The focus will likely remain more on commercial and regulatory harmonization than on socio-political integration for the time being. Still, an eventual linkage with Mercosur is certainly in the cards, and the removal of visa requirements should be compounded by cross-border accreditation of degrees and technical certifications. Parish Flannery: On a country-by-country basis what impact do you expect the alliance to have on the individual economies of the participating nations? Marczak: We’ll certainly see an increase in exports across the board, as we’ve been seeing since the bloc’s founding.

But eyes are now on diversifying and adding value. Peru, for example, stands to benefit from a scenario of Pacific Alliance deepening with the Trans Pacific Partnership [TPP] when it’s eventually ratified. The country’s considerable mineral reserves are matched by an efficient processing infrastructure, but higher tariffs on processed goods have made it more profitable to simply export raw metals.

Lifting these tariffs means Peru will be able to process its metals domestically and see its export values increase. Mexico, fully integrated into the North American supply chain, will continue ramping up activities southward. Greater Mexican penetration of South American and Asian markets will be a particularly attractive prospect in the case of TPP’s ratification. The Alliance and its success will also strengthen the case for Colombia’s incorporation into the 21-member Asia-Pacific Economic Cooperation group, and by extension the TPP. The Colombian economy has consistently proven its resilience, and greater access to global supply chains will further augment its impressive diversification.

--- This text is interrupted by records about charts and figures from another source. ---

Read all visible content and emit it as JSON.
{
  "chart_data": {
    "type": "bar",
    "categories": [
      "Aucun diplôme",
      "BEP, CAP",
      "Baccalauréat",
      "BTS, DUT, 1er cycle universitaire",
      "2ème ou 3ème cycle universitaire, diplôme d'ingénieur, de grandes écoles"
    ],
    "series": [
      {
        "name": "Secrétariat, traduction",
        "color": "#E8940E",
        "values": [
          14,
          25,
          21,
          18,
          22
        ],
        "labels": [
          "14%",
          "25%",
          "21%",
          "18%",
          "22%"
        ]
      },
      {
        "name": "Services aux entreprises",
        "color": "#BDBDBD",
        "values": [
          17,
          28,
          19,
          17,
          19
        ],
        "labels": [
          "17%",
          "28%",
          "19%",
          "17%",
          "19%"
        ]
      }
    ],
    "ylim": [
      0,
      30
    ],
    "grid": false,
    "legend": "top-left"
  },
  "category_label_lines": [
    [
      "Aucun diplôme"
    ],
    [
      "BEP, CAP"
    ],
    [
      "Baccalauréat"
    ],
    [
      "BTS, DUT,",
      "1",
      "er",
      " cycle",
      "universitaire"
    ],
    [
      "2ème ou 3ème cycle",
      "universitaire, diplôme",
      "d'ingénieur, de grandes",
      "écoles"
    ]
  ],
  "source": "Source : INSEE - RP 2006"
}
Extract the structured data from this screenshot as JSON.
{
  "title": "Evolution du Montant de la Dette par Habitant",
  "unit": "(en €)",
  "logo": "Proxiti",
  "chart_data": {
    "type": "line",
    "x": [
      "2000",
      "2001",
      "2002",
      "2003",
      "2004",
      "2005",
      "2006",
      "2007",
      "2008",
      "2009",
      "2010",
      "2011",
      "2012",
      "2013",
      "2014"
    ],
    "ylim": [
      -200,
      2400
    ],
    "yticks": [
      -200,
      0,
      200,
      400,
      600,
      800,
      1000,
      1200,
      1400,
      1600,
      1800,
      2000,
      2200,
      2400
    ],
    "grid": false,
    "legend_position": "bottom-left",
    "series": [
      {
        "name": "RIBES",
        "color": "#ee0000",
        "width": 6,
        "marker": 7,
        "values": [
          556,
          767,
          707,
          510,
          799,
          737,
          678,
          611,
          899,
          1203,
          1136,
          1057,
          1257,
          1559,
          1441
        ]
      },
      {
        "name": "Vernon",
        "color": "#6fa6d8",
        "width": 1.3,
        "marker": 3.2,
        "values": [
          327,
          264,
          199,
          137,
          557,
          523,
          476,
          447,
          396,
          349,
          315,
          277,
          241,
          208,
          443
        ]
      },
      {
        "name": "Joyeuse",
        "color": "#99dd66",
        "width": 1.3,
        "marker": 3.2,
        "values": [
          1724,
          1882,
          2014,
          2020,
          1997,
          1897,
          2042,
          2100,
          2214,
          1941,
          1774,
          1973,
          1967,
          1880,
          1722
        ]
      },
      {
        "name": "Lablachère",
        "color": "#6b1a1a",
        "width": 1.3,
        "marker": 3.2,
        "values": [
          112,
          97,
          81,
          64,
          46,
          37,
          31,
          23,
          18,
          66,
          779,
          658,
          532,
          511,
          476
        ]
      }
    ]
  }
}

Chile has been the most vocal about its intentions to serve as an East-West broker, with overtures to Mercosur and multiple affirmations that the country’s extensive ties to Asian markets will be a boon, not a threat, to its Atlantic neighbors. Santiago, particularly, should seize on new momentum within Mercosur member states to expand trade outward. Chile’s continued push for such a merger has the potential to be highly profitable for itself and the region as a whole.